4 July 2008
I am officially excited. In seven days Mr. JB and I will be leaving for our European vacation. It was two years in the making and entailed a ton of saving, but we're almost there. In the back of my mind I was hoping that I would be carting a little JellyBelly with us, but just the thought of a lovely Paris evening eating some tasty French dish, almost erases that bit of sadness.
I spent a year and a half "working" (really, my ten hour Parisian work week that involved a lot more partying and shopping really didn't classify as work in the North American sense) at a university just outside of Paris. I had just gotten used to the idea that teaching was what I wanted to do -- I had fought tooth and nail again the notion that I would become a teacher like my grandmother, great-grandfather and numerous great-aunts. My parents had loftier ideas for my future. They would've preferred a Dr. JellyBelly or a lawyer JellyBelly, but instead they got a mostly happy elementary school teacher. And since I'm at the start of a two month vacation, I really couldn't imagine a better profession! Just don't ask me in the middle of cold and flu season with a bunch of snotty six years if I like my job!

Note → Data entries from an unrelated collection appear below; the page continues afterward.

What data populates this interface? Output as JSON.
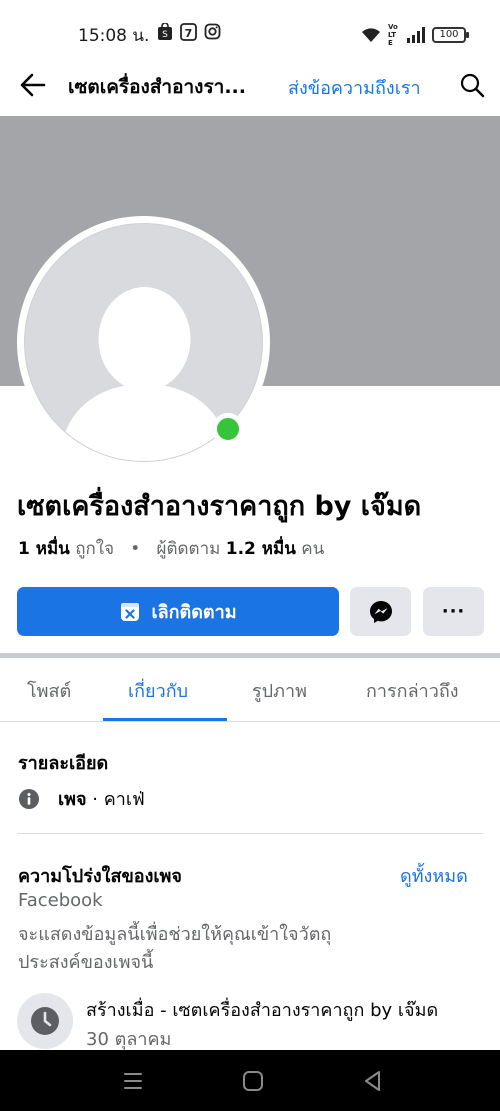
{
  "status_bar": {
    "time": "15:08 น.",
    "battery": "100",
    "volte": "Vo LTE"
  },
  "header": {
    "title": "เซตเครื่องสำอางรา...",
    "message_link": "ส่งข้อความถึงเรา"
  },
  "page": {
    "name": "เซตเครื่องสำอางราคาถูก by เจ๊มด",
    "likes_value": "1 หมื่น",
    "likes_label": "ถูกใจ",
    "separator": "•",
    "followers_label": "ผู้ติดตาม",
    "followers_value": "1.2 หมื่น",
    "followers_unit": "คน"
  },
  "actions": {
    "unfollow_label": "เลิกติดตาม",
    "more_label": "···"
  },
  "tabs": [
    {
      "label": "โพสต์"
    },
    {
      "label": "เกี่ยวกับ",
      "active": true
    },
    {
      "label": "รูปภาพ"
    },
    {
      "label": "การกล่าวถึง"
    }
  ],
  "details": {
    "title": "รายละเอียด",
    "category_bold": "เพจ",
    "category_rest": " · คาเฟ่"
  },
  "transparency": {
    "title": "ความโปร่งใสของเพจ",
    "see_all": "ดูทั้งหมด",
    "source": "Facebook",
    "desc_line1": "จะแสดงข้อมูลนี้เพื่อช่วยให้คุณเข้าใจวัตถุ",
    "desc_line2": "ประสงค์ของเพจนี้",
    "created_title": "สร้างเมื่อ - เซตเครื่องสำอางราคาถูก by เจ๊มด",
    "created_date": "30 ตุลาคม"
  },
  "colors": {
    "accent": "#1b74e4",
    "online": "#36c43b",
    "cover": "#a3a5a9"
  }
}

Paris is my happy place. Whenever I feel sad and melancholy I imagine myself walking down a tree-lined boulevard in my old neighbourhood with the sun breaking through the leafy branches. There were many days while I was living in France that I would have to pinch myself. I always felt like I was on the cusp of waking up from an amazing dream, but day after day I would awake and it was definitely real.
I came into myself living in my little fourteen square metre apartment in the 14th arrondissement. It was the first time that I was truly on my own, without the safety net of my family and friends. It was also the loneliest times of my life. I had left behind a boyfriend, that I really should've broken up with before leaving, but who hung around because I was leaving for a year and a half. I shook him once, only to have him coming leaching back before I was to return home. But I'm certain that if it wasn't for my sojourn in Paris, I never would've had the courage to finally pack my bags and leave him for good.

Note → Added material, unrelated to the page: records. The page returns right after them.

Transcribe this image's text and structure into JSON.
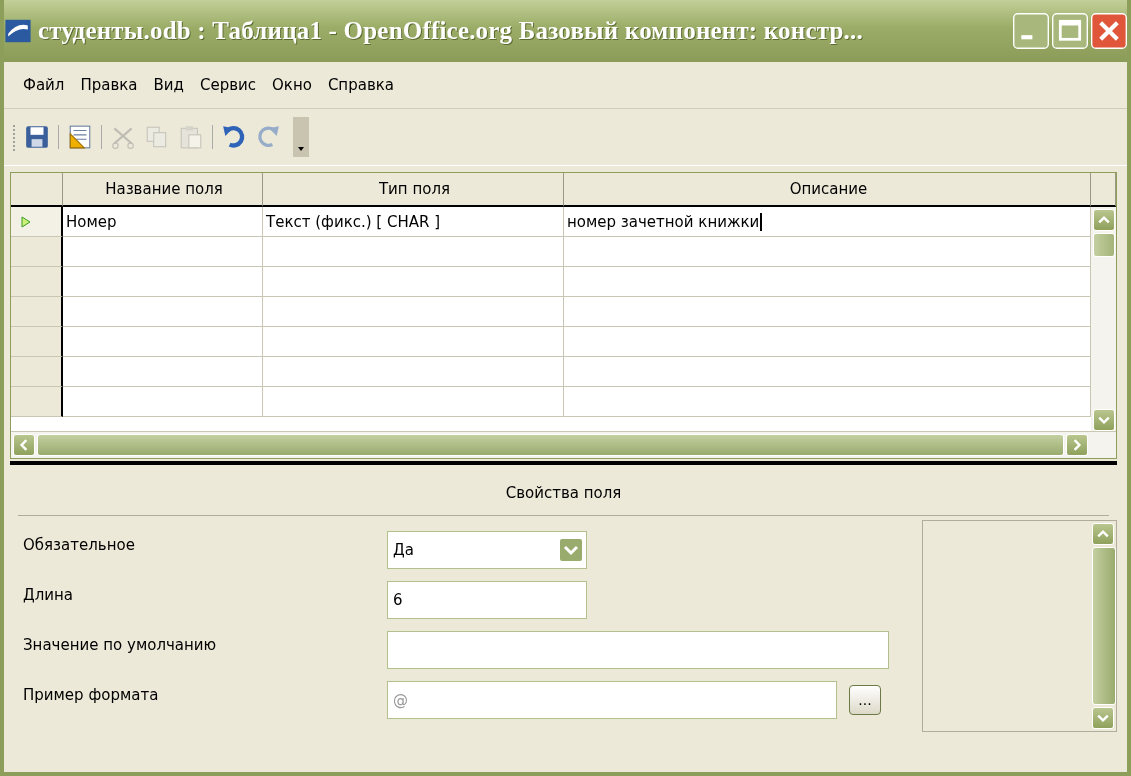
{
  "window": {
    "title": "студенты.odb : Таблица1  - OpenOffice.org Базовый компонент: констр..."
  },
  "menu": [
    {
      "label": "Файл"
    },
    {
      "label": "Правка"
    },
    {
      "label": "Вид"
    },
    {
      "label": "Сервис"
    },
    {
      "label": "Окно"
    },
    {
      "label": "Справка"
    }
  ],
  "toolbar": [
    {
      "kind": "save",
      "disabled": false
    },
    {
      "kind": "sep"
    },
    {
      "kind": "design",
      "disabled": false
    },
    {
      "kind": "sep"
    },
    {
      "kind": "cut",
      "disabled": true
    },
    {
      "kind": "copy",
      "disabled": true
    },
    {
      "kind": "paste",
      "disabled": true
    },
    {
      "kind": "sep"
    },
    {
      "kind": "undo",
      "disabled": false
    },
    {
      "kind": "redo",
      "disabled": true
    },
    {
      "kind": "more"
    }
  ],
  "table": {
    "columns": [
      "Название поля",
      "Тип поля",
      "Описание"
    ],
    "rows": [
      {
        "selected": true,
        "cells": [
          "Номер",
          "Текст (фикс.) [ CHAR ]",
          "номер зачетной книжки"
        ]
      },
      {
        "selected": false,
        "cells": []
      },
      {
        "selected": false,
        "cells": []
      },
      {
        "selected": false,
        "cells": []
      },
      {
        "selected": false,
        "cells": []
      },
      {
        "selected": false,
        "cells": []
      },
      {
        "selected": false,
        "cells": []
      }
    ]
  },
  "properties": {
    "title": "Свойства поля",
    "fields": [
      {
        "kind": "dropdown",
        "label": "Обязательное",
        "value": "Да"
      },
      {
        "kind": "input",
        "label": "Длина",
        "value": "6"
      },
      {
        "kind": "wide",
        "label": "Значение по умолчанию"
      },
      {
        "kind": "format",
        "label": "Пример формата",
        "value": "@",
        "disabled": true,
        "button": "..."
      }
    ]
  }
}
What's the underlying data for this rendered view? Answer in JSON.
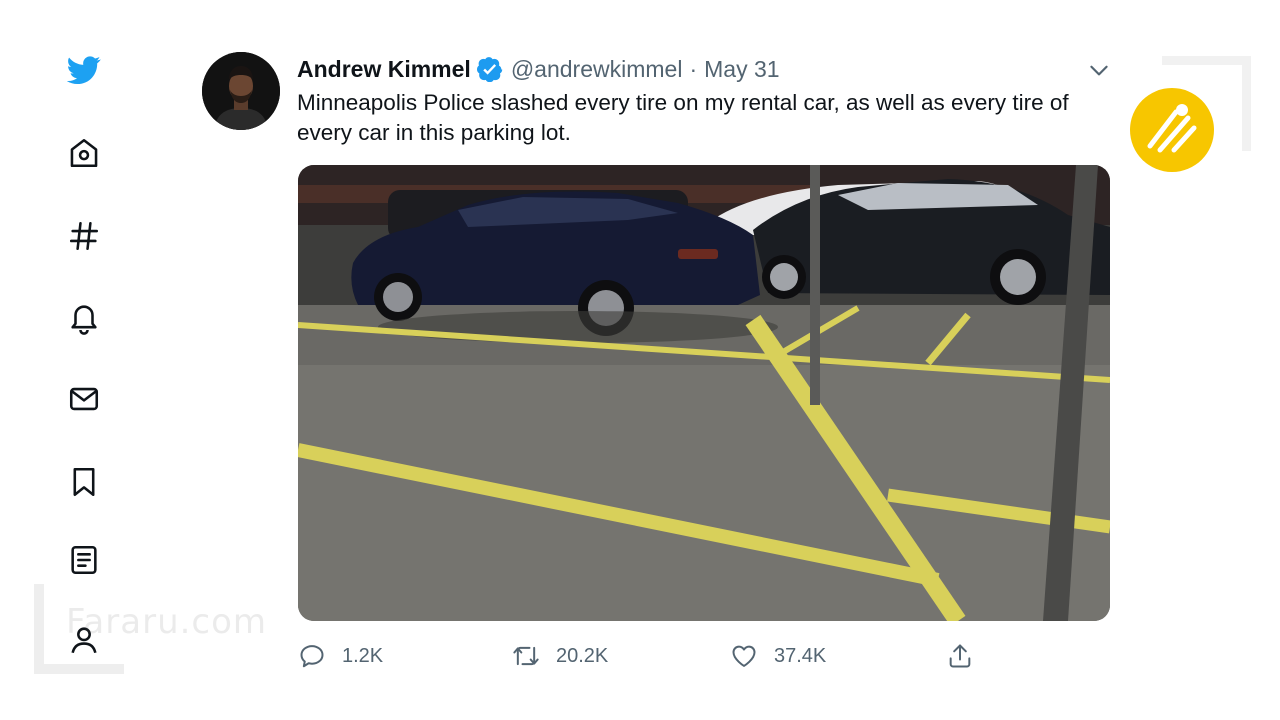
{
  "sidebar": {
    "items": [
      {
        "icon": "twitter-bird-icon"
      },
      {
        "icon": "home-icon"
      },
      {
        "icon": "hashtag-explore-icon"
      },
      {
        "icon": "bell-notifications-icon"
      },
      {
        "icon": "mail-messages-icon"
      },
      {
        "icon": "bookmark-icon"
      },
      {
        "icon": "list-icon"
      },
      {
        "icon": "profile-icon"
      }
    ],
    "accent_color": "#1da1f2"
  },
  "watermark": {
    "text": "Fararu.com"
  },
  "tweet": {
    "author_name": "Andrew Kimmel",
    "handle": "@andrewkimmel",
    "separator": "·",
    "date": "May 31",
    "text": "Minneapolis Police slashed every tire on my rental car, as well as every tire of every car in this parking lot.",
    "verified_color": "#1d9bf0",
    "media": {
      "kind": "video-still",
      "subject": "parked cars in a parking lot at night"
    },
    "actions": {
      "replies": "1.2K",
      "retweets": "20.2K",
      "likes": "37.4K"
    }
  },
  "logo_badge_color": "#f7c600"
}
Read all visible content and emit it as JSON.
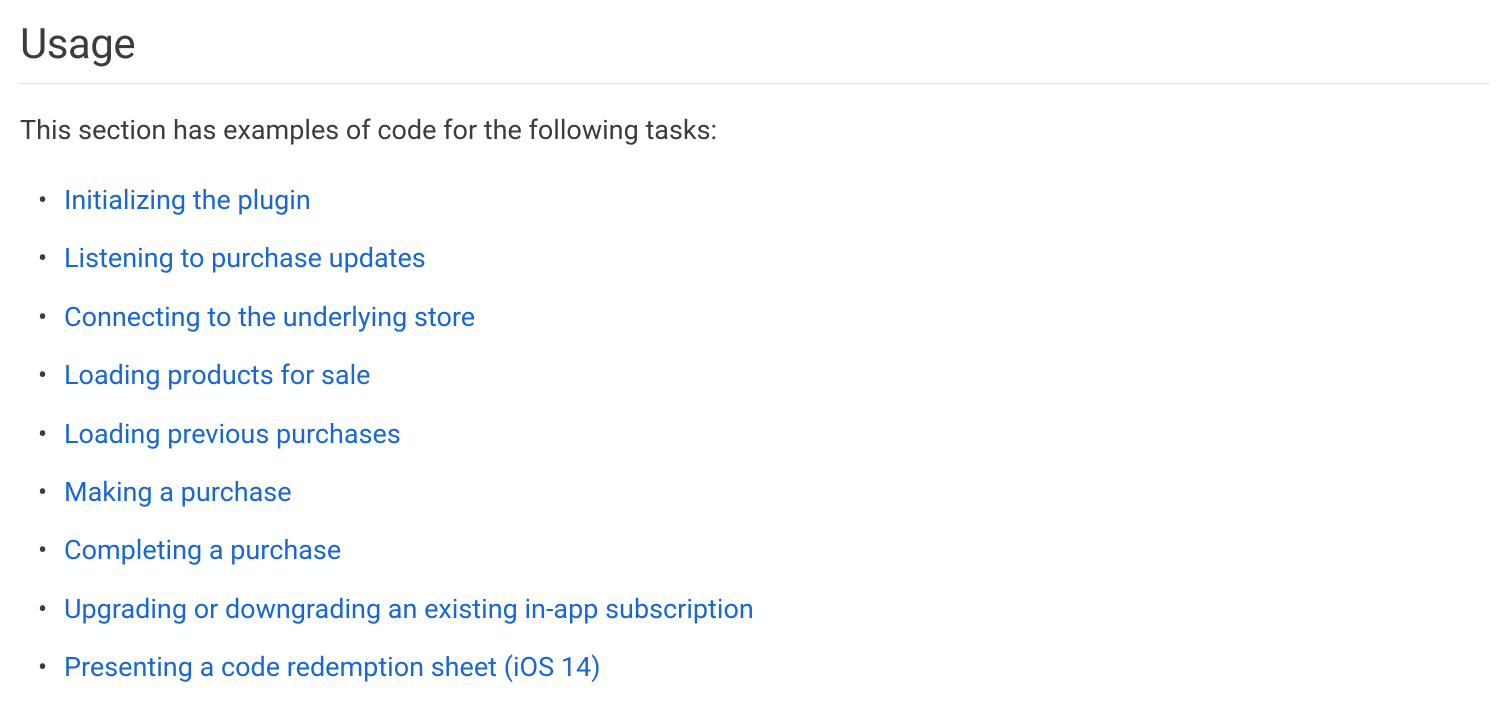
{
  "heading": "Usage",
  "intro": "This section has examples of code for the following tasks:",
  "links": [
    "Initializing the plugin",
    "Listening to purchase updates",
    "Connecting to the underlying store",
    "Loading products for sale",
    "Loading previous purchases",
    "Making a purchase",
    "Completing a purchase",
    "Upgrading or downgrading an existing in-app subscription",
    "Presenting a code redemption sheet (iOS 14)"
  ]
}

I was never meek or mild, but pre-France JellyBelly had a really hard time standing up for herself. I used to have a hard time stomaching the fact that people wouldn't like me, but I also learned fast that if I didn't stand up for myself (and sometimes it required yelling and swearing, in both English and French) no one would do it for me. If I had only one lesson to take away from my months on Paris, it was to be brave. If it wasn't for the France experience, I'm sure that I wouldn't be the JellyBelly that Mr. JB married -- he has a hard time believing that I was ever a pushover and that I had a hard time standing up for myself!

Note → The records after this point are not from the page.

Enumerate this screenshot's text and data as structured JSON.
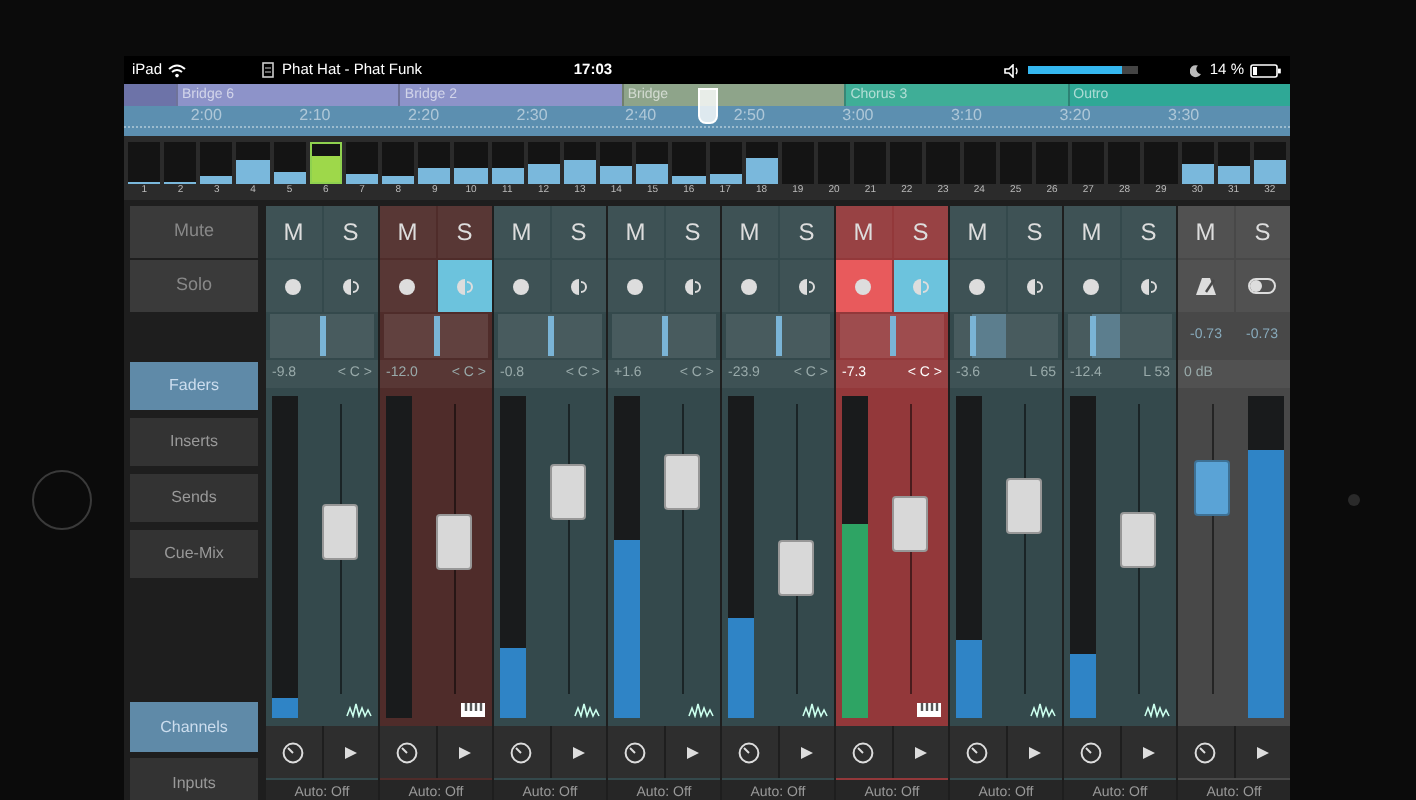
{
  "status_bar": {
    "device": "iPad",
    "song": "Phat Hat - Phat Funk",
    "time": "17:03",
    "volume": {
      "level": 0.85
    },
    "battery": "14 %"
  },
  "timeline": {
    "sections": [
      {
        "label": "Bridge 6",
        "color": "#8d93c9"
      },
      {
        "label": "Bridge 2",
        "color": "#8d93c9"
      },
      {
        "label": "Bridge",
        "color": "#8ea48a"
      },
      {
        "label": "Chorus 3",
        "color": "#3fae97"
      },
      {
        "label": "Outro",
        "color": "#2fa896"
      }
    ],
    "times": [
      "2:00",
      "2:10",
      "2:20",
      "2:30",
      "2:40",
      "2:50",
      "3:00",
      "3:10",
      "3:20",
      "3:30"
    ],
    "playhead": {
      "level": 0.5
    }
  },
  "overview": [
    {
      "number": "1",
      "level": 0.05,
      "selected": false
    },
    {
      "number": "2",
      "level": 0.05,
      "selected": false
    },
    {
      "number": "3",
      "level": 0.2,
      "selected": false
    },
    {
      "number": "4",
      "level": 0.55,
      "selected": false
    },
    {
      "number": "5",
      "level": 0.3,
      "selected": false
    },
    {
      "number": "6",
      "level": 0.7,
      "selected": true
    },
    {
      "number": "7",
      "level": 0.25,
      "selected": false
    },
    {
      "number": "8",
      "level": 0.2,
      "selected": false
    },
    {
      "number": "9",
      "level": 0.4,
      "selected": false
    },
    {
      "number": "10",
      "level": 0.4,
      "selected": false
    },
    {
      "number": "11",
      "level": 0.4,
      "selected": false
    },
    {
      "number": "12",
      "level": 0.5,
      "selected": false
    },
    {
      "number": "13",
      "level": 0.55,
      "selected": false
    },
    {
      "number": "14",
      "level": 0.45,
      "selected": false
    },
    {
      "number": "15",
      "level": 0.5,
      "selected": false
    },
    {
      "number": "16",
      "level": 0.2,
      "selected": false
    },
    {
      "number": "17",
      "level": 0.25,
      "selected": false
    },
    {
      "number": "18",
      "level": 0.6,
      "selected": false
    },
    {
      "number": "19",
      "level": 0,
      "selected": false
    },
    {
      "number": "20",
      "level": 0,
      "selected": false
    },
    {
      "number": "21",
      "level": 0,
      "selected": false
    },
    {
      "number": "22",
      "level": 0,
      "selected": false
    },
    {
      "number": "23",
      "level": 0,
      "selected": false
    },
    {
      "number": "24",
      "level": 0,
      "selected": false
    },
    {
      "number": "25",
      "level": 0,
      "selected": false
    },
    {
      "number": "26",
      "level": 0,
      "selected": false
    },
    {
      "number": "27",
      "level": 0,
      "selected": false
    },
    {
      "number": "28",
      "level": 0,
      "selected": false
    },
    {
      "number": "29",
      "level": 0,
      "selected": false
    },
    {
      "number": "30",
      "level": 0.5,
      "selected": false
    },
    {
      "number": "31",
      "level": 0.45,
      "selected": false
    },
    {
      "number": "32",
      "level": 0.55,
      "selected": false
    }
  ],
  "side_panel": {
    "row_labels": [
      "Mute",
      "Solo"
    ],
    "modes": [
      {
        "label": "Faders",
        "selected": true
      },
      {
        "label": "Inserts",
        "selected": false
      },
      {
        "label": "Sends",
        "selected": false
      },
      {
        "label": "Cue-Mix",
        "selected": false
      }
    ],
    "views": [
      {
        "label": "Channels",
        "selected": true
      },
      {
        "label": "Inputs",
        "selected": false
      }
    ]
  },
  "channels": [
    {
      "kind": "audio",
      "color": "#34494c",
      "mute_label": "M",
      "solo_label": "S",
      "muted": false,
      "soloed": false,
      "record": false,
      "monitor": false,
      "pan": {
        "level": 0.5
      },
      "volume": "-9.8",
      "pan_text": "< C >",
      "fader": {
        "level": 0.57
      },
      "meter": {
        "level": 0.06
      },
      "automation": "Auto: Off"
    },
    {
      "kind": "instrument",
      "color": "#4f2c2a",
      "mute_label": "M",
      "solo_label": "S",
      "muted": false,
      "soloed": false,
      "record": false,
      "monitor": true,
      "pan": {
        "level": 0.5
      },
      "volume": "-12.0",
      "pan_text": "< C >",
      "fader": {
        "level": 0.53
      },
      "meter": {
        "level": 0
      },
      "automation": "Auto: Off"
    },
    {
      "kind": "audio",
      "color": "#34494c",
      "mute_label": "M",
      "solo_label": "S",
      "muted": false,
      "soloed": false,
      "record": false,
      "monitor": false,
      "pan": {
        "level": 0.5
      },
      "volume": "-0.8",
      "pan_text": "< C >",
      "fader": {
        "level": 0.74
      },
      "meter": {
        "level": 0.22
      },
      "automation": "Auto: Off"
    },
    {
      "kind": "audio",
      "color": "#34494c",
      "mute_label": "M",
      "solo_label": "S",
      "muted": false,
      "soloed": false,
      "record": false,
      "monitor": false,
      "pan": {
        "level": 0.5
      },
      "volume": "+1.6",
      "pan_text": "< C >",
      "fader": {
        "level": 0.79
      },
      "meter": {
        "level": 0.55
      },
      "automation": "Auto: Off"
    },
    {
      "kind": "audio",
      "color": "#34494c",
      "mute_label": "M",
      "solo_label": "S",
      "muted": false,
      "soloed": false,
      "record": false,
      "monitor": false,
      "pan": {
        "level": 0.5
      },
      "volume": "-23.9",
      "pan_text": "< C >",
      "fader": {
        "level": 0.42
      },
      "meter": {
        "level": 0.31
      },
      "automation": "Auto: Off"
    },
    {
      "kind": "instrument",
      "color": "#93383a",
      "mute_label": "M",
      "solo_label": "S",
      "muted": false,
      "soloed": false,
      "record": true,
      "monitor": true,
      "pan": {
        "level": 0.5
      },
      "volume": "-7.3",
      "pan_text": "< C >",
      "fader": {
        "level": 0.61
      },
      "meter": {
        "level": 0.6
      },
      "automation": "Auto: Off"
    },
    {
      "kind": "audio",
      "color": "#34494c",
      "mute_label": "M",
      "solo_label": "S",
      "muted": false,
      "soloed": false,
      "record": false,
      "monitor": false,
      "pan": {
        "level": 0.18
      },
      "volume": "-3.6",
      "pan_text": "L 65",
      "fader": {
        "level": 0.68
      },
      "meter": {
        "level": 0.24
      },
      "automation": "Auto: Off"
    },
    {
      "kind": "audio",
      "color": "#34494c",
      "mute_label": "M",
      "solo_label": "S",
      "muted": false,
      "soloed": false,
      "record": false,
      "monitor": false,
      "pan": {
        "level": 0.24
      },
      "volume": "-12.4",
      "pan_text": "L 53",
      "fader": {
        "level": 0.54
      },
      "meter": {
        "level": 0.2
      },
      "automation": "Auto: Off"
    },
    {
      "kind": "master",
      "color": "#484848",
      "mute_label": "M",
      "solo_label": "S",
      "readings": [
        "-0.73",
        "-0.73"
      ],
      "volume": "0 dB",
      "fader": {
        "level": 0.76
      },
      "meter": {
        "level": 0.83
      },
      "automation": "Auto: Off"
    }
  ]
}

I can't wait to play tour guide and show Mr. JB all of my old haunts -- the trivial things like the little grocer and the Chinese take-away down the street from old place, where I used to buy roasted chicken and my baguettes and most of all the tree-lined boulevard that I've imagined over and over again.
My biggest question is: how do I pack light for this adventure? I have it in my head that I'm taking ONE bag and ONE backpack (which will house the laptop, of course). I've never been a light packer, but every time I travel I always kick myself for taking way too much stuff that I don't wear or use. I've decided on a mostly black and white wardrobe with a couple of hints of colour to shake things up. I also have three pairs of footwear in mind: running shoes, comfy, but stylish black sandals and black flip flops for trips to the beach. Any advice? I don't want to stress out too much, but I promised Mr. JB that I wouldn't make him throw his back out (as he did on our honeymoon to Italy and Greece!) carting around my bags.
Advice? Assvice? Anything is welcome.
Btw, Happy Fourth of July to all of you north of the border!